David Jones, history teacher at Fryeburg Academy and instructor at Granite State College, sits in the left chair this week. I invited him on the show after he wrote a letter to the editor criticizing one of my columns. His letter is one of our topics.
As usual, we open with a question from the producer concerning recent arrests by federal officers protecting federal property in Portland, Oregon. It asks whether we agree that federal officials should be there to quell protests, and questions their tactics, allegedly including arrests without informing those arrests of the charges against them.
I’m against quelling protests, but believe strongly that resulting riots, arson, and looting must be quelled. Local, Democrat mayors and governors are sanctioning these crimes and that’s dangerous. If, as claimed, people are arrested and held without being informed of the charges, it’s a violation of their due process rights. Federal officials are constitutionally allowed to protect federal property no matter where it is.

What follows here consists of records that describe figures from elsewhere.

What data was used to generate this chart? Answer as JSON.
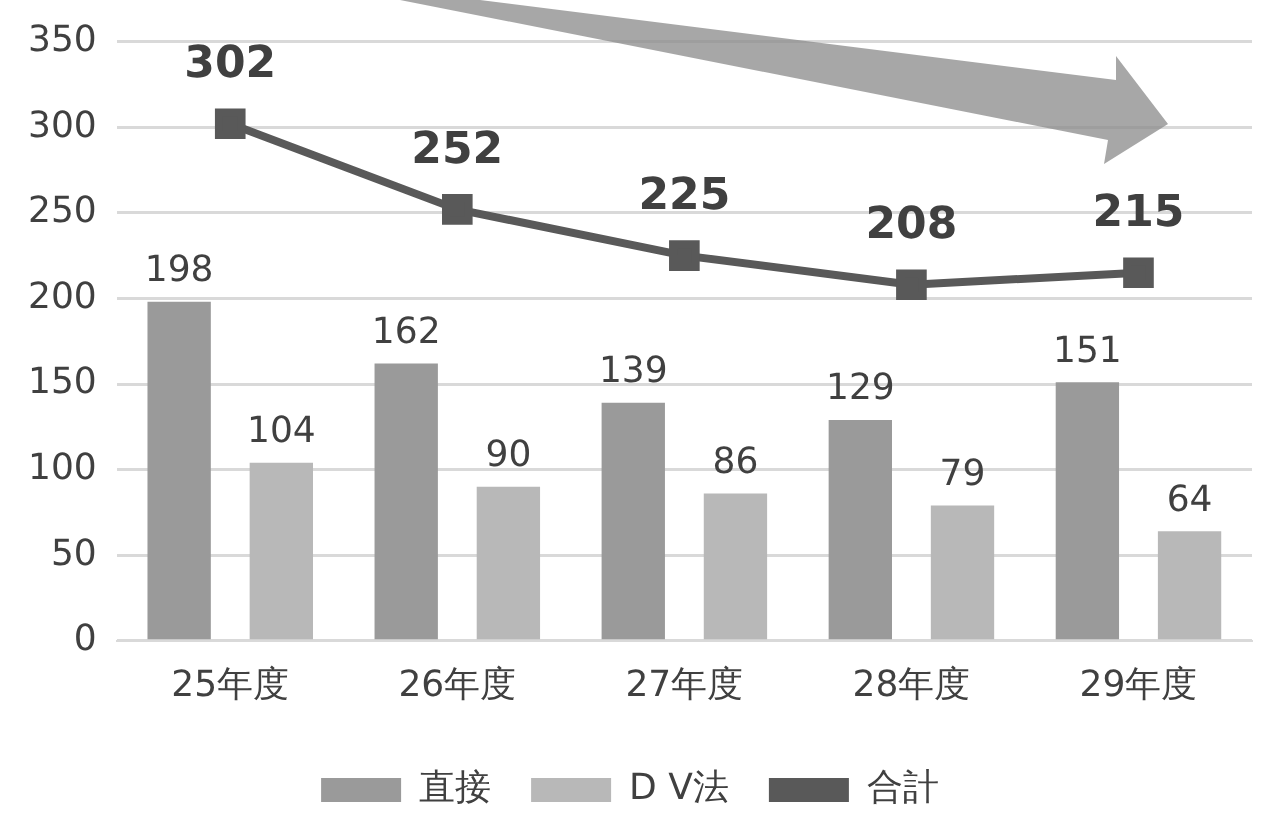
{
  "chart_data": {
    "type": "bar",
    "categories": [
      "25年度",
      "26年度",
      "27年度",
      "28年度",
      "29年度"
    ],
    "series": [
      {
        "name": "直接",
        "color": "#9a9a9a",
        "values": [
          198,
          162,
          139,
          129,
          151
        ]
      },
      {
        "name": "D V法",
        "color": "#b8b8b8",
        "values": [
          104,
          90,
          86,
          79,
          64
        ]
      },
      {
        "name": "合計",
        "type": "line",
        "color": "#595959",
        "values": [
          302,
          252,
          225,
          208,
          215
        ]
      }
    ],
    "ylim": [
      0,
      350
    ],
    "yticks": [
      0,
      50,
      100,
      150,
      200,
      250,
      300,
      350
    ],
    "grid": "y",
    "legend": "bottom",
    "data_labels": true,
    "marker": "square",
    "line_style": "solid"
  }
}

David believes Trump might be playing to his base in this election year by deploying federal officials to confront rioters. It remains to be seen if that is politically efficacious for him. Citing effectiveness of the sixties civil rights protests in swaying public opinion, he suggests today’s swing voters are with Black Lives Matter protestors.
From there we opine about President Trump and his policies, with me supporting the latter and David supporting neither.
At the end of the show we address David’s letter about my column’s claims that college professors are overwhelming leftist. I cite various sources including a wide-ranging statistical study indicating that the Democrat to Republican ratio of college professors and their political contributions in an election year is as high as 95:1.
David counters that the National Association of Scholars who did the study favors traditional study of western civilization. He asserts the more important question would be: does that bias manifest in biased teaching?
I cite the books used most in our prestigious graduate schools of education (like Columbia) as being overwhelmingly leftist. The best-selling book of them all is by Bill Ayers, an unapologetic, radical revolutionary who is proud of bombing banks and military installations during the sixties and seventies. He teaches teachers at the University of Illinois Chicago and he advocates “teaching for social responsibility” which he believes means turning out little revolutionaries across the country in our public schools.
David suggests that part of academic inquiry is reading those books that are on the fringe. He takes issue with the terms “anarchist” and “radical Marxist” and says there are no working definitions for them.
I say a Marxist is an anti-capitalist at least before we run out of time.